I watch unobtrusively as David stomps towards us from the boarding house, without Ben. He is visibly distressed. But he doesn’t say anything, he just grabs his toolbelt and takes his place at the construction site. Soon he is pounding in nails with his hammer, as hard as the pile driver pounded the logs into the silt. The other workers obviously wonder what is wrong, but they leave him alone, just work alongside him. I’m sure they’ll realize soon that Ben has gone.

I don’t want either of them to have to endure another scene, so I leave the construction site and start walking towards the boarding house. I know Ben intends to come and tell me goodbye, to give his notice.

I sigh. I wish it wasn’t happening, but I cannot force other people to my will. I’ve learned that I’m only human, my wishes and plans are no more important than anybody else’s. If Ben has decided to leave, it isn’t my place to stop him. Wolk regards me sadly, but the wolf remains silent.

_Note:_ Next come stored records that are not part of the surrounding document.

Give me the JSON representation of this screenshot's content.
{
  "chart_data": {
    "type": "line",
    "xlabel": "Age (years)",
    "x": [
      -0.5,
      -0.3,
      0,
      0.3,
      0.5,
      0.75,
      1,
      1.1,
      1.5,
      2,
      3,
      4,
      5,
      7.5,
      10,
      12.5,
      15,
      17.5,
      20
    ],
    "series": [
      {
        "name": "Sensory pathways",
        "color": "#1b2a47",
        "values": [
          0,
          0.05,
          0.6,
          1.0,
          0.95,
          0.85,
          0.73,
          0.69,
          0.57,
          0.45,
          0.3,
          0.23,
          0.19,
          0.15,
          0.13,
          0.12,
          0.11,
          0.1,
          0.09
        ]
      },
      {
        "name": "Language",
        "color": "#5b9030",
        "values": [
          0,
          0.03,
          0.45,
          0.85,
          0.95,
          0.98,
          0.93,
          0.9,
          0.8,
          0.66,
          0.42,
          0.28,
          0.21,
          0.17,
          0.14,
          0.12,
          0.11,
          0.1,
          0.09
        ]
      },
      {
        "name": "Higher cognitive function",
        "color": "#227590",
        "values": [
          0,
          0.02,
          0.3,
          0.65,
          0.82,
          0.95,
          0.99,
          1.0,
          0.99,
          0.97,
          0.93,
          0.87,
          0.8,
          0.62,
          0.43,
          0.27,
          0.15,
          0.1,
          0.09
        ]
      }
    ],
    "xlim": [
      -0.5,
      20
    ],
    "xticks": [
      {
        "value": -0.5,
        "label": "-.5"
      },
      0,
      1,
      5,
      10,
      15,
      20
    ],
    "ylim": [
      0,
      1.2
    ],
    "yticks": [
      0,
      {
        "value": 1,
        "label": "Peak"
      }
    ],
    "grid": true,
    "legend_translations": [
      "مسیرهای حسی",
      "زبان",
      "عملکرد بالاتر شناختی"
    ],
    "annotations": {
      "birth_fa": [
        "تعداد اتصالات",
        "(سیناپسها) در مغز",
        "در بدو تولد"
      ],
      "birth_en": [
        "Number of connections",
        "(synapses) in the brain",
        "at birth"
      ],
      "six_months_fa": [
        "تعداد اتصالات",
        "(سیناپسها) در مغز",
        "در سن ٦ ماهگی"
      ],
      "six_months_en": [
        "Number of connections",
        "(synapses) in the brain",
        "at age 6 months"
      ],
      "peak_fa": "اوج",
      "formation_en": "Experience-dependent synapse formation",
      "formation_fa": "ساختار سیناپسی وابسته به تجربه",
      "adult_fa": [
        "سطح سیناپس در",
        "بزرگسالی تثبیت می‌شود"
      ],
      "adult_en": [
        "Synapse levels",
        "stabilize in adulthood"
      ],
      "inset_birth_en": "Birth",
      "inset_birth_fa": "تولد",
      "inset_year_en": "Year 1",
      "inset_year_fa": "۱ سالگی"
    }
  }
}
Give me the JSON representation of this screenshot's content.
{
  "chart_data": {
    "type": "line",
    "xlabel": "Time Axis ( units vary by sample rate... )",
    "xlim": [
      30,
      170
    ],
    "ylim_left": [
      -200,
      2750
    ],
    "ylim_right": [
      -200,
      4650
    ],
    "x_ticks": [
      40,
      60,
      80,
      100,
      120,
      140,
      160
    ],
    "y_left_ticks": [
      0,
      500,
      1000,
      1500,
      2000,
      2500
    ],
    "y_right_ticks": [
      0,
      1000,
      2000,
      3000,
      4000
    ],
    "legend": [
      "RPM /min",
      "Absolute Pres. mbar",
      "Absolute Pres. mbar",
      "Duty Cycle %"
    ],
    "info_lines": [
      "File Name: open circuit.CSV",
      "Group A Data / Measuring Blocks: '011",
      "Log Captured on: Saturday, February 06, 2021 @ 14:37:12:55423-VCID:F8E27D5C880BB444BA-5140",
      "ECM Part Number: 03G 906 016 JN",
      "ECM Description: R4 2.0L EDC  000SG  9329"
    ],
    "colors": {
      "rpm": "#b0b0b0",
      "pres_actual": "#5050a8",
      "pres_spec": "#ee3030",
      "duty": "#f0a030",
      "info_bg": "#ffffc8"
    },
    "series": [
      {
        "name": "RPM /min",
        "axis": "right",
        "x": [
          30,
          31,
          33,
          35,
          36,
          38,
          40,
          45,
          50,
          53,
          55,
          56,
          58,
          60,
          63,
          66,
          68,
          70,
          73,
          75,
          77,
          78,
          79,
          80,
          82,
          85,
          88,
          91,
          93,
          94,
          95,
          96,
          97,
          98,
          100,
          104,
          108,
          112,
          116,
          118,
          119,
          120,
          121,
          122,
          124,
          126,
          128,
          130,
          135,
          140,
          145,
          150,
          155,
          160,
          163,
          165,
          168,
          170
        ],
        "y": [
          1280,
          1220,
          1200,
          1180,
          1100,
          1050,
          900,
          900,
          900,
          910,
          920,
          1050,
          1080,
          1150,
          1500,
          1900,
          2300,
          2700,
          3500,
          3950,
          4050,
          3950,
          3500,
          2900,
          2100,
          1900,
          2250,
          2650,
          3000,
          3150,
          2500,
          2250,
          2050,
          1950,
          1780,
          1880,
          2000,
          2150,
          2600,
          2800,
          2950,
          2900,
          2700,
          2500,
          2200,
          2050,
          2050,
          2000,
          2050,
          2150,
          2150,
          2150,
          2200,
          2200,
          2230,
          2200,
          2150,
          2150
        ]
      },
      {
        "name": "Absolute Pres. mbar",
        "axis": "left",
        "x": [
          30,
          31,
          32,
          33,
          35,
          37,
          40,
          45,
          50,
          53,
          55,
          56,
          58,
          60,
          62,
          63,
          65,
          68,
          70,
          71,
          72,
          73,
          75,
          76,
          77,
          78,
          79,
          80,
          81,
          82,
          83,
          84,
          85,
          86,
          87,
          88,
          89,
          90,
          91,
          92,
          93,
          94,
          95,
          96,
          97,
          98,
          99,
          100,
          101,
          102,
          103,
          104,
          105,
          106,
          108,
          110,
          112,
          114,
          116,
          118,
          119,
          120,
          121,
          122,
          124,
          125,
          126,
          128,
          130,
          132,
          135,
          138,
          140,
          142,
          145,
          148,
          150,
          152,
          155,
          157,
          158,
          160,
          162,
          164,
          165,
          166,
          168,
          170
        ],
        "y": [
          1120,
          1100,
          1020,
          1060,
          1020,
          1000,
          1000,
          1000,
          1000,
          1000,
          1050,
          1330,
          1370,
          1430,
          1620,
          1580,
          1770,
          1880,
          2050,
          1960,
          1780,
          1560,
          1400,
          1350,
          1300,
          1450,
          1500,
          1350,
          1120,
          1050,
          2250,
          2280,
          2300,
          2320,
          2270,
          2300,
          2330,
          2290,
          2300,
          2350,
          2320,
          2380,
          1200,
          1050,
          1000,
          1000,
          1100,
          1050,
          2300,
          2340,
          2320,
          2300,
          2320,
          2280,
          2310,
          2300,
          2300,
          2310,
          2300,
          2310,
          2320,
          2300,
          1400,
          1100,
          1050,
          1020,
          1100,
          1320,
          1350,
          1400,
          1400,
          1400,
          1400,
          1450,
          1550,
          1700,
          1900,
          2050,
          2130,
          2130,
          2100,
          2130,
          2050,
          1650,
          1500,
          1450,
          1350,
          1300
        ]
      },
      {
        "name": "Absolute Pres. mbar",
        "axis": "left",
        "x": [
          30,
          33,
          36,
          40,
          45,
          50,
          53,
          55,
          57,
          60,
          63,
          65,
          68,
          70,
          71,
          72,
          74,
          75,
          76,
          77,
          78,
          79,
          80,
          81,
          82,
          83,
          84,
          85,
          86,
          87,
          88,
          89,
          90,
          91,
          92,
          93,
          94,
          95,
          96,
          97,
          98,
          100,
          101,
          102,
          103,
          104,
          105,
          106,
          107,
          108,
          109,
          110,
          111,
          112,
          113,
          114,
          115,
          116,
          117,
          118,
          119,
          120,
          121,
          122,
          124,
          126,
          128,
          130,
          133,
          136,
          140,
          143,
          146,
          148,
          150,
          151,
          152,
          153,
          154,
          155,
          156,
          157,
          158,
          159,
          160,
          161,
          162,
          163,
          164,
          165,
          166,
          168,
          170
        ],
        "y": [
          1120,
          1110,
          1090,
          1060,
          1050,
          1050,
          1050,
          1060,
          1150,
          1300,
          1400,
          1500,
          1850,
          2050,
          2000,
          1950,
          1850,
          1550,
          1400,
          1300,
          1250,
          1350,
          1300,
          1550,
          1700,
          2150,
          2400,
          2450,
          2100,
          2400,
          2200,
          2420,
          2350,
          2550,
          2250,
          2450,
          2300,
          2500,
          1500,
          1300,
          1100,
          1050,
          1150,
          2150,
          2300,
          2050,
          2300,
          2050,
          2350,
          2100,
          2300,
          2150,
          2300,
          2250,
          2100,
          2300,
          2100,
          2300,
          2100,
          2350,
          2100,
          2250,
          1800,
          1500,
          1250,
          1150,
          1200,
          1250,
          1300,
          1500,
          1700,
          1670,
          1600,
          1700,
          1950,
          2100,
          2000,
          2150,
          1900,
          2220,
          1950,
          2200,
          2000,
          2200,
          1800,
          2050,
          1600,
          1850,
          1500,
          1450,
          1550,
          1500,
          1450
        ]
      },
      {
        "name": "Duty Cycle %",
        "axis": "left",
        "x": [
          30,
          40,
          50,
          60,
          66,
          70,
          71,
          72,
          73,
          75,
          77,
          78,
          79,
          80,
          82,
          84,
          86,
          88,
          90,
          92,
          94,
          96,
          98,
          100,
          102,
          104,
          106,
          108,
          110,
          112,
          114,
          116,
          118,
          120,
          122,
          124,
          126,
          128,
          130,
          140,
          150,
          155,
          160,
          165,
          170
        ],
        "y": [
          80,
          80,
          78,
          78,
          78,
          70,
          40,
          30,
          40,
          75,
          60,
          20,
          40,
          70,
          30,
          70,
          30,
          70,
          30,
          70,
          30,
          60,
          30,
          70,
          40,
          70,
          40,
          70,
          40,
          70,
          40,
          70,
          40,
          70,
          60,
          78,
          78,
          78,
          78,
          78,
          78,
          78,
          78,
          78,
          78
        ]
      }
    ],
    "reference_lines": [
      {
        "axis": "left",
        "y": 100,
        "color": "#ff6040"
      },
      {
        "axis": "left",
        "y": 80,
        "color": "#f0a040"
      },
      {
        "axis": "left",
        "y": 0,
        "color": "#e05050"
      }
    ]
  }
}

Ben sees me coming when he leaves the boarding house, his rucksack slung across his back. He looks as upset as David did.

I wait for him to come up to me.

“I’m quitting,” he says without preamble.

I nod. “I’m very sorry to hear that. I will miss you.” I am not going to try to talk him out of it. He is too miserable here.

His face is full of both determination and anguish. He looks at the ground, and I can tell that he wishes that he could find the words that have never come easy to him.

I reach over and put my hand on his arm. Maybe it will help. “I’ll look out for David for you,” I tell him. I can’t tell him the same about Samuel - I am not supposed to know anything about that.

His brow furrows with misery, and he glances towards the dock. I know he sees David there, ferociously pounding nails. I don’t think he can speak, so he just nods, and turns away.

I wait a moment, watch him walking towards the hill, then I turn back to the construction site. As I approach I see David pause in his work, his eyes following Ben as he climbs towards town, towards the Trace.

I wonder if Samuel will see him go by on the way past his office.

No. Ben plans to take a more roundabout route, in order to avoid passing by there.”

I shake my head sadly and return to work.